Кажется, он все сказал правильно — Форрер, Тахниш и другие рапсоды с одобрением закивали. Правитель сдвинул густые брови. Ему было не меньше пятидесяти, я выглядел он человеком восточной расы, о чем говорило его имя. Либо Чарейт-дор состояла с ним в отдаленном родстве и называла братом из вежливости, либо родилась от второй жены их общего отца, чистокровной женщины Империи. По данным Фонда, браки между богатыми аристократами востока и запада и девушками из мелкого имперского дворянства не являлись редкостью.
— Тква, Лабро! — громко выкрикнул Раббан имена слуг. — Заберите тела павших рапсодов, обмойте их, облачите в лучшие одежды и положите на поленья из благовонного дерева, завтра мы попрощаемся с ними — да будет милостив к их душам Великий Таван-Гез! Захи и Вы, три бездельника! для живых вызвать лекарей, приготовить омовение в целебном бассейне и трапезу в Охотничьем зале. А сейчас — всем вина! Снимайте доспехи, доблестные братья, садитесь и отдохните!
Слуги забегали, заметались, засуетились. «Хорошо встречают, с почетом, — одобрил командор. — И малышка наша тоже здесь. Заметил, как глазки-то разгорелись? Смотрит на тебя, как десантник на бифштекс, особенно после корабельного рациона!» — «Женщины любят героев», — скромно ответил Тревельян, принимая из рук виночерпия кубок. Вино было отменное; скорее всего, не пибальское, а из-за хребта, из южной Провинции Фейнланд.

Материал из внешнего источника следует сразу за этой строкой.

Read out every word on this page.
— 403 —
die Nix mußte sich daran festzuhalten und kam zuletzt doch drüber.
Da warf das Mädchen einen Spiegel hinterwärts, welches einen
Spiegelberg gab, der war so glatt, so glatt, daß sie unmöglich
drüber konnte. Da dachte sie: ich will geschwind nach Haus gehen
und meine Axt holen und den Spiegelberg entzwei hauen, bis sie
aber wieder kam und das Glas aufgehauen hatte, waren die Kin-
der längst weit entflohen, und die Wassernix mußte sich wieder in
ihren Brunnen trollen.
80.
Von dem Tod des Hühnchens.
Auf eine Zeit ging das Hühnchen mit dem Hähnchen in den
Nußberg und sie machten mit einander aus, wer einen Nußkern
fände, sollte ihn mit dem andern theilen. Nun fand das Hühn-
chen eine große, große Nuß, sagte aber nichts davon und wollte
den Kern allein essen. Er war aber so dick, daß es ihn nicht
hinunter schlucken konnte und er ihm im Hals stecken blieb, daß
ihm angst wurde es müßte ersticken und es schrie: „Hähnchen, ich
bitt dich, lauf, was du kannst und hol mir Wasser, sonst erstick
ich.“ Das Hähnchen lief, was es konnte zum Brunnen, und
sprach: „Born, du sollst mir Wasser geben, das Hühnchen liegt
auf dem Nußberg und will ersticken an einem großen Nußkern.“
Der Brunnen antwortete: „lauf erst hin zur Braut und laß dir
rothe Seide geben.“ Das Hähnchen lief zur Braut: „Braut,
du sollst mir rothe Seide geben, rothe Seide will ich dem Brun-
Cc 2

— Ты — Тен-Урхи, тот самый Тен-Урхи, который поет чудесные песни и интересуется дартахом. Сестра рассказывала о тебе, рапсод, и вот ты здесь. — Раббан осушил кубок и бросил его в толпу служителей, не глядя, кто поймает. — Но не будем сейчас о дартахе. Ты сказал, люди Аладжа-Цора получили урок... Он был для них полезен?

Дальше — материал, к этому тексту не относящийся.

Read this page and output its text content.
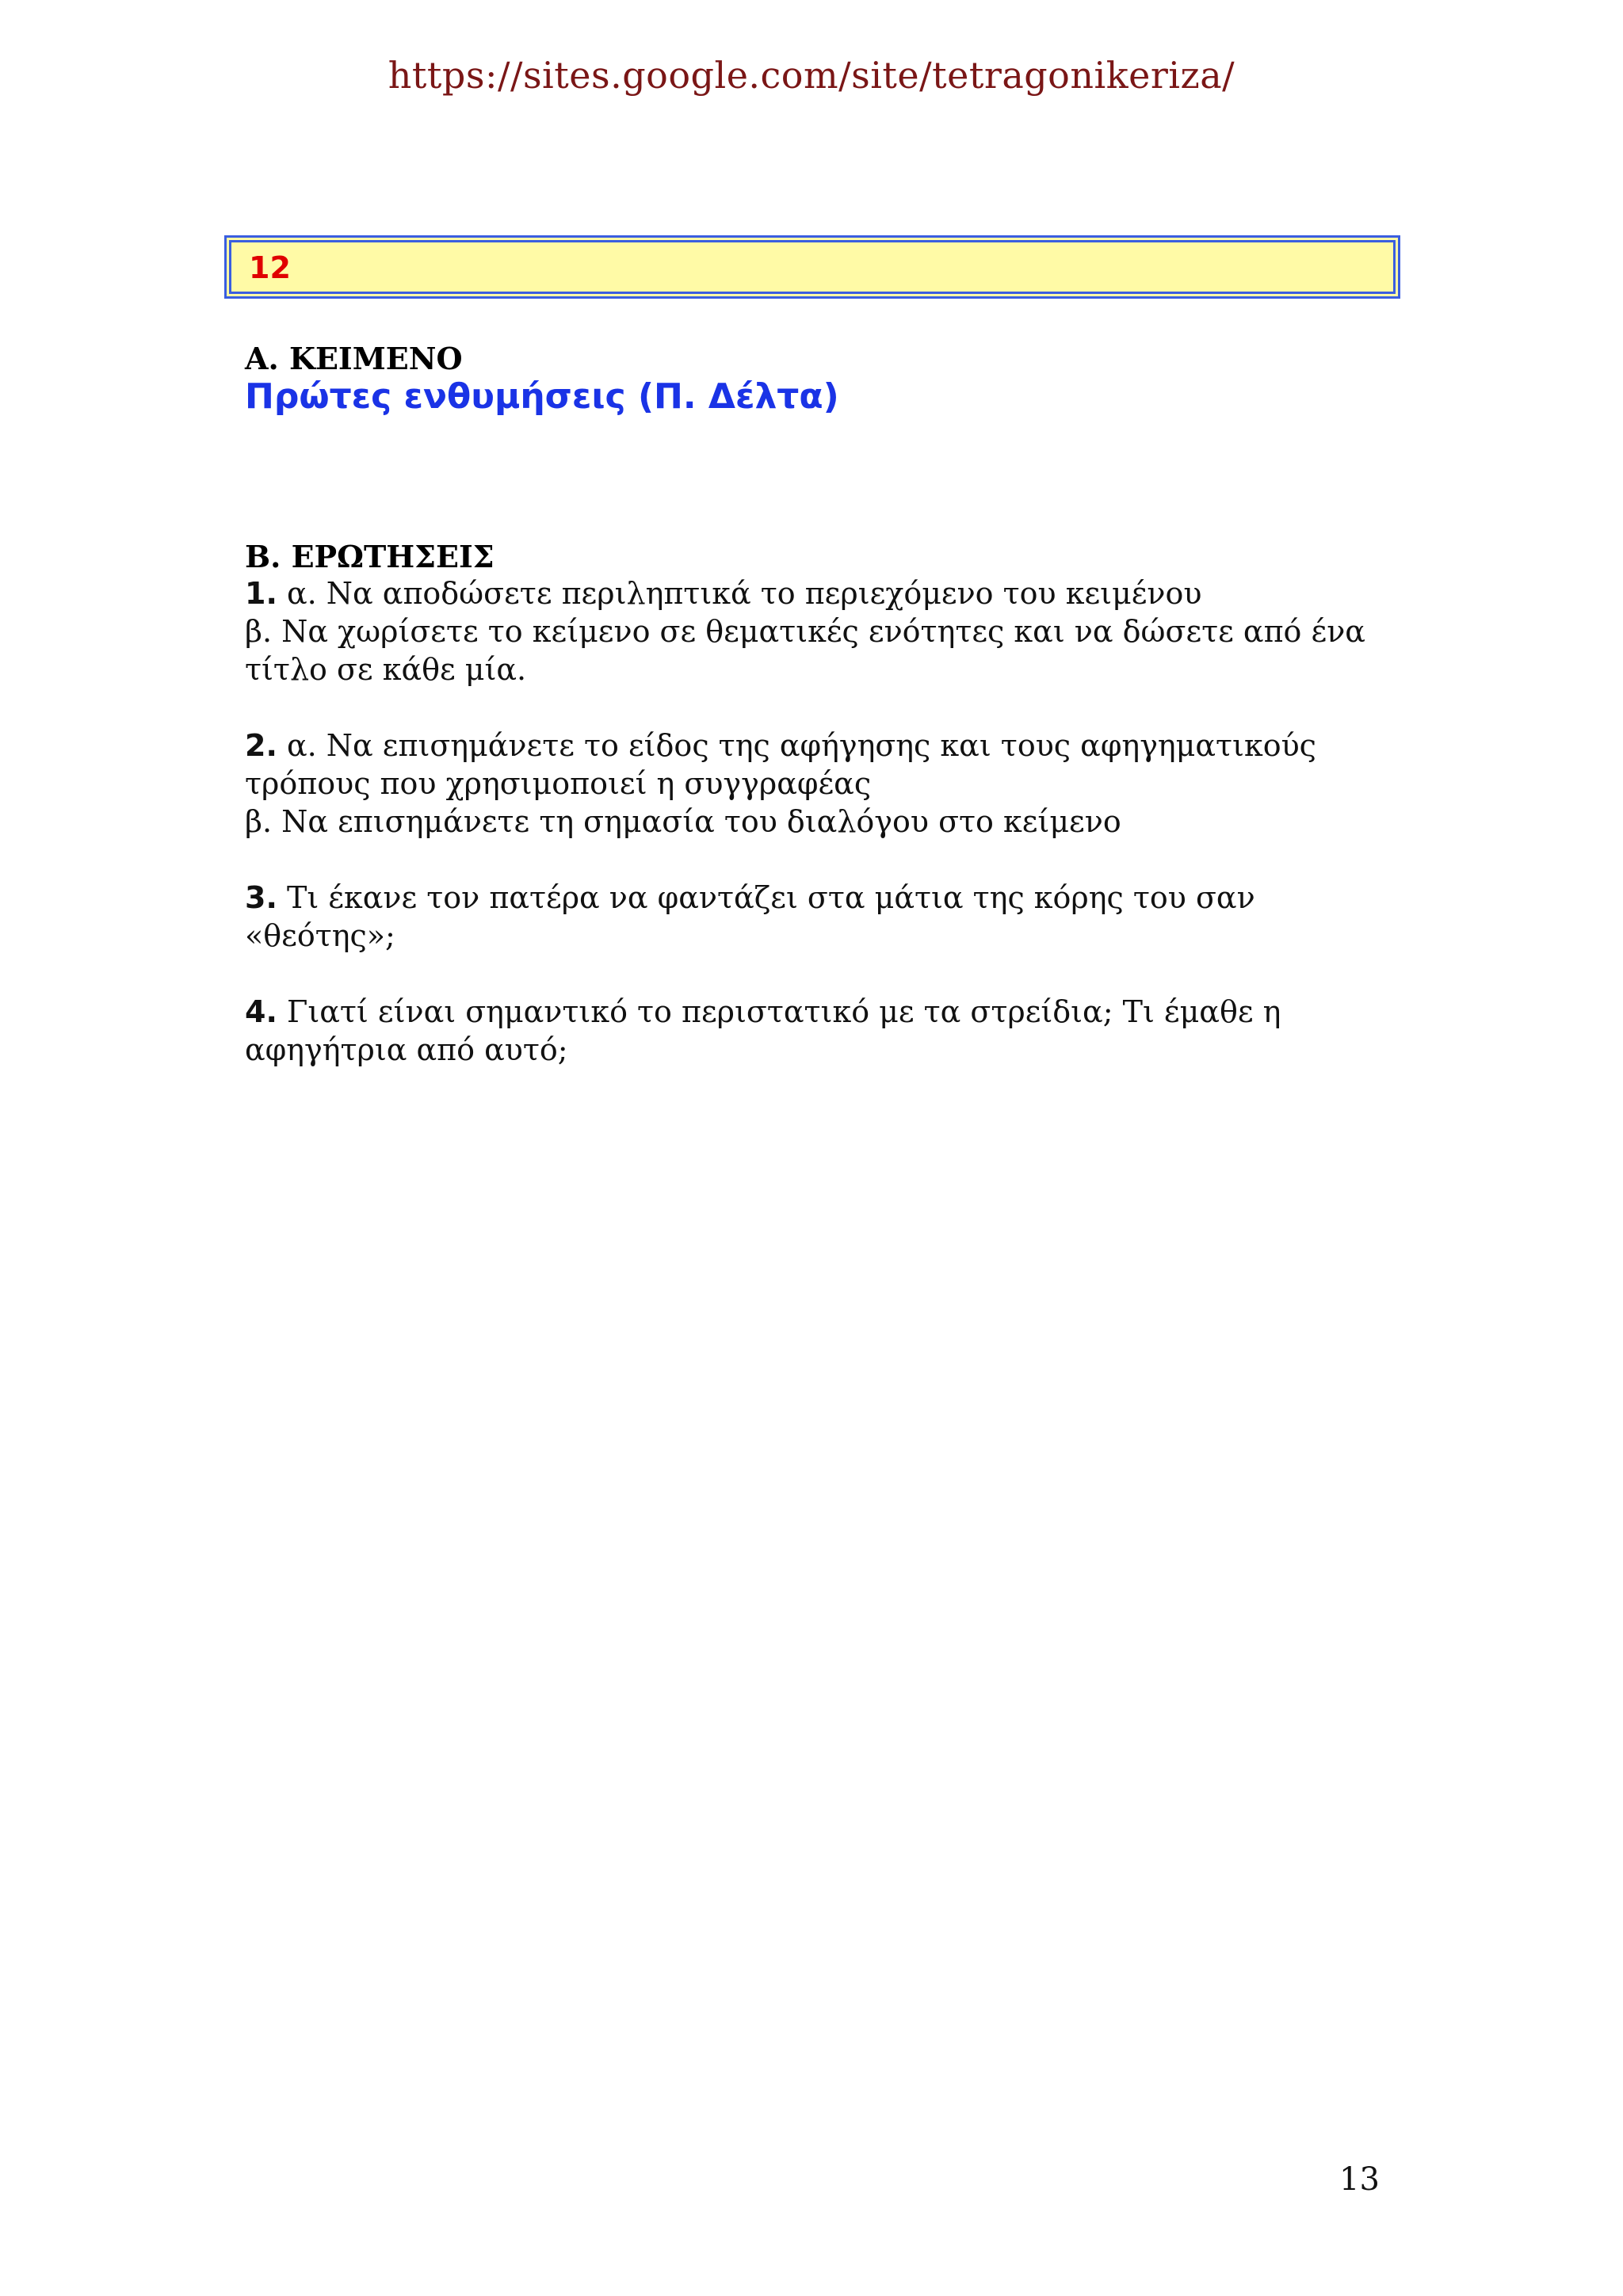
https://sites.google.com/site/tetragonikeriza/
12
Α. ΚΕΙΜΕΝΟ
Πρώτες ενθυμήσεις (Π. Δέλτα)
Β. ΕΡΩΤΗΣΕΙΣ
1. α. Να αποδώσετε περιληπτικά το περιεχόμενο του κειμένου
β. Να χωρίσετε το κείμενο σε θεματικές ενότητες και να δώσετε από ένα
τίτλο σε κάθε μία.
2. α. Να επισημάνετε το είδος της αφήγησης και τους αφηγηματικούς
τρόπους που χρησιμοποιεί η συγγραφέας
β. Να επισημάνετε τη σημασία του διαλόγου στο κείμενο
3. Τι έκανε τον πατέρα να φαντάζει στα μάτια της κόρης του σαν
«θεότης»;
4. Γιατί είναι σημαντικό το περιστατικό με τα στρείδια; Τι έμαθε η
αφηγήτρια από αυτό;
13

— Скорее для стервятников и лесных кошек, что пируют сейчас над трупами, — сказал Тревельян, а Форрер добавил:
— Мы убили тридцать человек, правитель. Ты знаешь, сколько еще осталось?
Раббан сдвинул на затылок свой венец, лоб его пошел морщинами.
— Думаю, семь или восемь десятков. Но захотят ли они биться со стражами справедливости? Аладжа-Цор да будет он проклят тремя богами! — набрал злодеев дезертиров из войска, грабит деревни и кормит своих людей неплохо. Но все же не так хорошо, чтобы они рискнули кровью и достойным погребением! — Он оглядел рапсодов, задержавшись взглядом на забинтованной ноге Тревельяна. — Кто из вас вызовет его?
— Я, — произнес Тревельян, послан сестре правителя нежную улыбку. — Хотя, сказать во правде, я рассчитывал провести здесь время приятнее.
— Изучая манускрипты дартаха? — лукаво молвила Чарейт-дор.
— Да, если не представится ничего интересней.
Представится, сказали ее глаза, непременно представится!
— Аладжа-Цор — серьезный противник, он обучался фехтованию у лучших мастеров, — промолвил Раббан. — А ты ранен!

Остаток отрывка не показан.